By far, the biggest donor to the “no on 73” campaign was Planned Parenthood. The nine California affiliates and the statewide political organization gave an average of over quarter of million dollars each to the campaign, with several giving in excess of half a million dollars. Planned Parenthood affiliates in New Jersey, Illinois, and Washington also contributed substantial amounts. (The out-of-state contributions came not from any of the thirty-five states that have parental involvement laws in effect, but from the minority which have no such laws or whose laws are enjoined. Apparently they were alarmed at the prospect of a successful California campaign emboldening the pro-lifers in their own states.) Although Planned Parenthood put on a ventriloquist act, pretending to speak on behalf of parents who “just want my daughter to be safe,” it was clear that there were very large business interests at stake in defeating Prop 73.
Four: Planned Parenthood’s ideology was exposed not just by its money, but by its rhetoric.
We knew going into the campaign that many people who call themselves “pro-choice” nonetheless support parental notification as a reasonable measure promoting parental responsibility and enabling parents to advise and protect their daughters. What became clear during the course of the campaign was where the major fault line lies in the “pro-choice” side. It lies between those who are, at a minimum, troubled by the idea of young girls engaging in sexual activity, and those who don’t have a problem with it at all. Planned Parenthood placed itself firmly in the latter camp. Two examples stick in my mind:
At one debate I participated in, a student asked the PP representative whether parental notification might not prevent the problems she had seen among some of her friends who had two, three, or more abortions by the time they were eighteen. The PP representative declared in resounding tones: “The solution to repeat abortions is sex education and contraception!” Nothing about abstinence. No concern for the spiritual or emotional well-being of young girls in sexual relationships—just sex education and contraception.
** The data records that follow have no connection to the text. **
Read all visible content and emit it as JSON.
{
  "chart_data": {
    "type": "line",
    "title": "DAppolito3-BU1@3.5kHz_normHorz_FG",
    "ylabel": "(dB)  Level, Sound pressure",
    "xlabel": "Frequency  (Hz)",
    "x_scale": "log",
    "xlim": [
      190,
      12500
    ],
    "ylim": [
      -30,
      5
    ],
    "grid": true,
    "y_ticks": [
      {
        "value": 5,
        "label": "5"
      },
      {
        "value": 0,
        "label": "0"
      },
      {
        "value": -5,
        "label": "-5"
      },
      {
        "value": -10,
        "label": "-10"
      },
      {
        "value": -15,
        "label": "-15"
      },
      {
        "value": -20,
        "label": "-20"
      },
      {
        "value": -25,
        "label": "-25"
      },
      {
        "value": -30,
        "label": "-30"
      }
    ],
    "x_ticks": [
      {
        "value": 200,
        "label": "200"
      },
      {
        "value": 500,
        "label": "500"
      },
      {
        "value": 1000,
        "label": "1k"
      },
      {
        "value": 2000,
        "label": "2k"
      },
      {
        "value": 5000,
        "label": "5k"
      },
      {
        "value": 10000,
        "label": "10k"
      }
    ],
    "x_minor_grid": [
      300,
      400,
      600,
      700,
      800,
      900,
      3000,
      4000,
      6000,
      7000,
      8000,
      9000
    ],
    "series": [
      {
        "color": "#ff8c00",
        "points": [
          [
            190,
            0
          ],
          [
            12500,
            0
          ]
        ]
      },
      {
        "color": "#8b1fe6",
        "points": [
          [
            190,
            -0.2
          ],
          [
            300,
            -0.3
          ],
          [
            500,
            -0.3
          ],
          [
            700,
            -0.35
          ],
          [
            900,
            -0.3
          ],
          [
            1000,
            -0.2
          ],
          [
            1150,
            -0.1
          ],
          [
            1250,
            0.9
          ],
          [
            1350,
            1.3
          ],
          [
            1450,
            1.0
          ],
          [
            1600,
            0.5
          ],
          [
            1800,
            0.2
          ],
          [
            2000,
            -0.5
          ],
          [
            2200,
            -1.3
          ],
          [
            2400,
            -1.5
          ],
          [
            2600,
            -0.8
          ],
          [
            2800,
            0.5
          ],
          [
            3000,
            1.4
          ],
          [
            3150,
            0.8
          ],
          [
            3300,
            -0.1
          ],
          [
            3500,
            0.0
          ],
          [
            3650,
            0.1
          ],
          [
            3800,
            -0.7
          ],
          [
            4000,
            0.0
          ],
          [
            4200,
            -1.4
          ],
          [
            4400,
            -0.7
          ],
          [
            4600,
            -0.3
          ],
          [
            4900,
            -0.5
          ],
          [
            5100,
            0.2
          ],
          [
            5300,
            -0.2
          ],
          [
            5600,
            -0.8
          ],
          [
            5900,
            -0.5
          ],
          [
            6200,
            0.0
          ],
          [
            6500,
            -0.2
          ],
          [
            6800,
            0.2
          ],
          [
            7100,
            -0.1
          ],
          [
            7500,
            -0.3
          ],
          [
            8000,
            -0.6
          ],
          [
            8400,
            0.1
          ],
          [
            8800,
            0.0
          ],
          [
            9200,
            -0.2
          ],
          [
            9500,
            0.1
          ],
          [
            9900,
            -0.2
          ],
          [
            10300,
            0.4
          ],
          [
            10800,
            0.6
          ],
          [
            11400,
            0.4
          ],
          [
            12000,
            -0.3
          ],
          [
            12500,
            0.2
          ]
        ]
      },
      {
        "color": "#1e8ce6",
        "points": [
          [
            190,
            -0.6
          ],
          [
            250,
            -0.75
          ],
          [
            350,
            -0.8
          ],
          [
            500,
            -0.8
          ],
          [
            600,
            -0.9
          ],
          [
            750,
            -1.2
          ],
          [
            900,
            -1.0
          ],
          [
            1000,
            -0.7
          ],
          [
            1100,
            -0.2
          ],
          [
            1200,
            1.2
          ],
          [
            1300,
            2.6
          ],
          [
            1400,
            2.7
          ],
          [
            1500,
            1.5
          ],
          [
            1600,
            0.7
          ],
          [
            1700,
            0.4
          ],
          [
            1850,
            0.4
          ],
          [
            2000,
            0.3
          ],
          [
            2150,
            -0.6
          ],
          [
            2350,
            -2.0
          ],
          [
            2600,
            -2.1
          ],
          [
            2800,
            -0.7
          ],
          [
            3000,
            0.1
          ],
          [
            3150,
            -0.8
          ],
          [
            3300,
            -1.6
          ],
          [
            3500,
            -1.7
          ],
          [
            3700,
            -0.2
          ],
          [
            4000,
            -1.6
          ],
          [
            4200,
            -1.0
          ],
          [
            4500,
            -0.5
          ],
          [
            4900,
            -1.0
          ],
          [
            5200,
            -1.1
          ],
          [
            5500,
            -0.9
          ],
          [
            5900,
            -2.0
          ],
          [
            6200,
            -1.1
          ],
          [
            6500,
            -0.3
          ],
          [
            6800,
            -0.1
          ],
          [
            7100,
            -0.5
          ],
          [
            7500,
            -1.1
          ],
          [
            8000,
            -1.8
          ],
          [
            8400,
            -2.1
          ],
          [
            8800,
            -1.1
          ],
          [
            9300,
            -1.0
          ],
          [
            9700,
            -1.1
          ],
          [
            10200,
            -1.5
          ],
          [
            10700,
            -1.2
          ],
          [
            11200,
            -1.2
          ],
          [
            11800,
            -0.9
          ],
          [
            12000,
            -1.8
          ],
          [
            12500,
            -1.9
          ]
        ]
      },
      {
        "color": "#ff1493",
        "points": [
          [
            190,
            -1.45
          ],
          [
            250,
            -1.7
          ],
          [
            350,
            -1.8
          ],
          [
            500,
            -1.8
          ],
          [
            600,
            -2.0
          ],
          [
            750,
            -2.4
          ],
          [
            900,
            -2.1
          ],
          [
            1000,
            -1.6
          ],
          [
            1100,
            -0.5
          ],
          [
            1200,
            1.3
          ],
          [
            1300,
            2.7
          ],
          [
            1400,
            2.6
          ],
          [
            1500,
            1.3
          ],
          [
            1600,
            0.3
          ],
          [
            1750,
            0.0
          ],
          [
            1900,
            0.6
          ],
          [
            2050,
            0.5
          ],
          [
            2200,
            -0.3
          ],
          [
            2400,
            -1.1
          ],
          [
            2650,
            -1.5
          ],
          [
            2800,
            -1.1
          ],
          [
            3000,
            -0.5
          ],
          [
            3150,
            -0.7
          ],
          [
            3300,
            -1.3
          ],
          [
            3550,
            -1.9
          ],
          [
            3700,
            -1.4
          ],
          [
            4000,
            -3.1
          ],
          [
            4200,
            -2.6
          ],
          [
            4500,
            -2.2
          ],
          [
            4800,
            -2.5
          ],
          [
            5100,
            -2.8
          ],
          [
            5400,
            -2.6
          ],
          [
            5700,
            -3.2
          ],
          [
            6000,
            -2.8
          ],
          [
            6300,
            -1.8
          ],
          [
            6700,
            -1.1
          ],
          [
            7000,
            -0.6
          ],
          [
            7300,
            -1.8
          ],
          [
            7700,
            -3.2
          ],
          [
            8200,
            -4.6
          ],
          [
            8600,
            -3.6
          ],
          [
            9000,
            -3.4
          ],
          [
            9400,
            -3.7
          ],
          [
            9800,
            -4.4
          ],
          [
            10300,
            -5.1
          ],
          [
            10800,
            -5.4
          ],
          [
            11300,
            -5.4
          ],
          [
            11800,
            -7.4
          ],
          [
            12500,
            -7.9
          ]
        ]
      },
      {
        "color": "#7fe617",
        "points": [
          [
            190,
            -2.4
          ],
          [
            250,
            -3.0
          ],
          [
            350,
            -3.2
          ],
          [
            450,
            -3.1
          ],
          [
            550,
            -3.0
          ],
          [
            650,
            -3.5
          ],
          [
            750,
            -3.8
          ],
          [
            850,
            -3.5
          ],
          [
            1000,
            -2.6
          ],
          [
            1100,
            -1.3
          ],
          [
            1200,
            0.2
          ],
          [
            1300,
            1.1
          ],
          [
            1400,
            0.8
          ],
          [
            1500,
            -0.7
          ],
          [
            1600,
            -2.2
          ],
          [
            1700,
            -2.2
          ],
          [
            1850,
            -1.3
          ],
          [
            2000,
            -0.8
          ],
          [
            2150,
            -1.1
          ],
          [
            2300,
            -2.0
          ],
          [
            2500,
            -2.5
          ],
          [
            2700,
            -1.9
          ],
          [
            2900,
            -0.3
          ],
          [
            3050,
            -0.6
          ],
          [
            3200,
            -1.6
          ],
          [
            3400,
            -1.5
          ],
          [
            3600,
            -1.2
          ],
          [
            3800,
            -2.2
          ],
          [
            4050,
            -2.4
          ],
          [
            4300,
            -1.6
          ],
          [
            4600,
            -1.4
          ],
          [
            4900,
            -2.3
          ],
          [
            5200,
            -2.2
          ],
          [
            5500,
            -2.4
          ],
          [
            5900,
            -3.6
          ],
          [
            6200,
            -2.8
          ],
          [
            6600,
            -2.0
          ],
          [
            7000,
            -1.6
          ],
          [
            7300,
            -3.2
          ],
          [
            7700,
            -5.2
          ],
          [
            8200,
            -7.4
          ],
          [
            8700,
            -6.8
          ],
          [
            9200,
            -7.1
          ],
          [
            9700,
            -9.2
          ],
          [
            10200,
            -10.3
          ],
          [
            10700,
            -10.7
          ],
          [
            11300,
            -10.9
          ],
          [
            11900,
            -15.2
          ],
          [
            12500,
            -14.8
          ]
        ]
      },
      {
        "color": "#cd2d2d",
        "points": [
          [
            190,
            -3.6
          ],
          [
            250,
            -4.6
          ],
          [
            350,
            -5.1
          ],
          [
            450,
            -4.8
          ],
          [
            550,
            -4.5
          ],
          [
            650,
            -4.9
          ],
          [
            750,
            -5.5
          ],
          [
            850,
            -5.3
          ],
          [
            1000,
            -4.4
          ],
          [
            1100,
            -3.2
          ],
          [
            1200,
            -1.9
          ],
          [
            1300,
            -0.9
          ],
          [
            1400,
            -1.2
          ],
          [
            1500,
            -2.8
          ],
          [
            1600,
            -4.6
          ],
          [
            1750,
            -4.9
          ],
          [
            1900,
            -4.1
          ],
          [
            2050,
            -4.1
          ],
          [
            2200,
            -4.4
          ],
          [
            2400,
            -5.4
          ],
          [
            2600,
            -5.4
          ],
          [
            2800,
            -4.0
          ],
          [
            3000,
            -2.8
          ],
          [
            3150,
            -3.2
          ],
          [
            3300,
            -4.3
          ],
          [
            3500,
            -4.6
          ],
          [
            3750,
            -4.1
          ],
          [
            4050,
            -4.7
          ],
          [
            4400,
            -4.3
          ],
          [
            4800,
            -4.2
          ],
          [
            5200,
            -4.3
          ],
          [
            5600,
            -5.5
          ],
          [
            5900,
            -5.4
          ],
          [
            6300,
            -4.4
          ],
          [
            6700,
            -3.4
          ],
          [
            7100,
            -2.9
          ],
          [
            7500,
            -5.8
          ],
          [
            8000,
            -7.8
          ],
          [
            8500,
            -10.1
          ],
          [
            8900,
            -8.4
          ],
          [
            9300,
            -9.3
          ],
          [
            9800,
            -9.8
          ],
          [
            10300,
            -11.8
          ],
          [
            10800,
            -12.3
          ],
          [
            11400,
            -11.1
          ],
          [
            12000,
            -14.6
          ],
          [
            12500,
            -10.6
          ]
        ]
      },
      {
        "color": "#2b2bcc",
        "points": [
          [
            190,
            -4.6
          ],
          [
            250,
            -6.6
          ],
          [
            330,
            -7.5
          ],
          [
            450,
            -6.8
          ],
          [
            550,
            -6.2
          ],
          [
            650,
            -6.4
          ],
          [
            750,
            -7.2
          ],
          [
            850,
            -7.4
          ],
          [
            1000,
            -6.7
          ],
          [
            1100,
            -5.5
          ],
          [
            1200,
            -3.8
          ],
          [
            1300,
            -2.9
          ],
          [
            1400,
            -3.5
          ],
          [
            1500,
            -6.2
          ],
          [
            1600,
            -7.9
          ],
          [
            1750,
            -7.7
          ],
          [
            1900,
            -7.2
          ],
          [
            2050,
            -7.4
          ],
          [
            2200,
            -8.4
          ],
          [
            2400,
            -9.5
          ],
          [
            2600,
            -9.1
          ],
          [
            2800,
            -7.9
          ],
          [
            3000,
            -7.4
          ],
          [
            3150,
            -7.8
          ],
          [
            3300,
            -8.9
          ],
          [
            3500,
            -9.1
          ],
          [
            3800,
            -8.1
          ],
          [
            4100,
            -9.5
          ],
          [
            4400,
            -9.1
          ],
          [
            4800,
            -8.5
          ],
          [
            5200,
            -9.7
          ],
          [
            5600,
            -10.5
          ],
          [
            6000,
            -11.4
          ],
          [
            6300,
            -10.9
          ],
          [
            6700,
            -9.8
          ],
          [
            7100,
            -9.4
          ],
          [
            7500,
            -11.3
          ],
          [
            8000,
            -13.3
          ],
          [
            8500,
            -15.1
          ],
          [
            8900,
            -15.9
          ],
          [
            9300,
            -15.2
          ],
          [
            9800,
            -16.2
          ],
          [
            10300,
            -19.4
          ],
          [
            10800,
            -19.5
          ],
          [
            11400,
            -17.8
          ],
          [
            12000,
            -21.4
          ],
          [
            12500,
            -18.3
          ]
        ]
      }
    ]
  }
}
Another time I was on a radio program debating Kathy Kneer, CEO of Planned Parenthood Affiliates of California. Accompanying Kneer was a mother-with-teen-age-daughter, whose role was to repeat PP’s mantra, “If she can’t come to me, I just want her to be safe.” She recited her lines well, and then the host asked about their involvement with PP. The fifteen-year-old daughter said that she was a volunteer “teen sex educator” at Planned Parenthood, where she counseled her peers about sexual issues. When I heard that, I decided I wouldn’t even try to say another word. The absurdity was too rich to comment on. Parents everywhere would undoubtedly sleep more soundly knowing that, though their young daughter could have an abortion without their knowing, she was receiving the wise counsel of an experienced fifteen-year-old peer.
To sum up, as the proponent of one of the other losing initiatives said after the election: “There is no more economical way to ensure a public debate about an issue in California than to place it on the ballot.” For the first time in decades, we had a public debate in California about abortion. Abortion and abortion providers were in the spotlight, and they didn’t like it.
I can’t deny feeling depressed as I watched Prop 73 go down to defeat, but it was not the same feeling one gets when a bad supreme court decision comes down. (Believe me, I know that feeling well.) Then one feels truly helpless; there is nowhere else to turn, nothing more one can do or say. Here, faced with only an electoral defeat, we can and will try again. Proposition 73 was the beginning, not the end of the campaign for parental notification in California.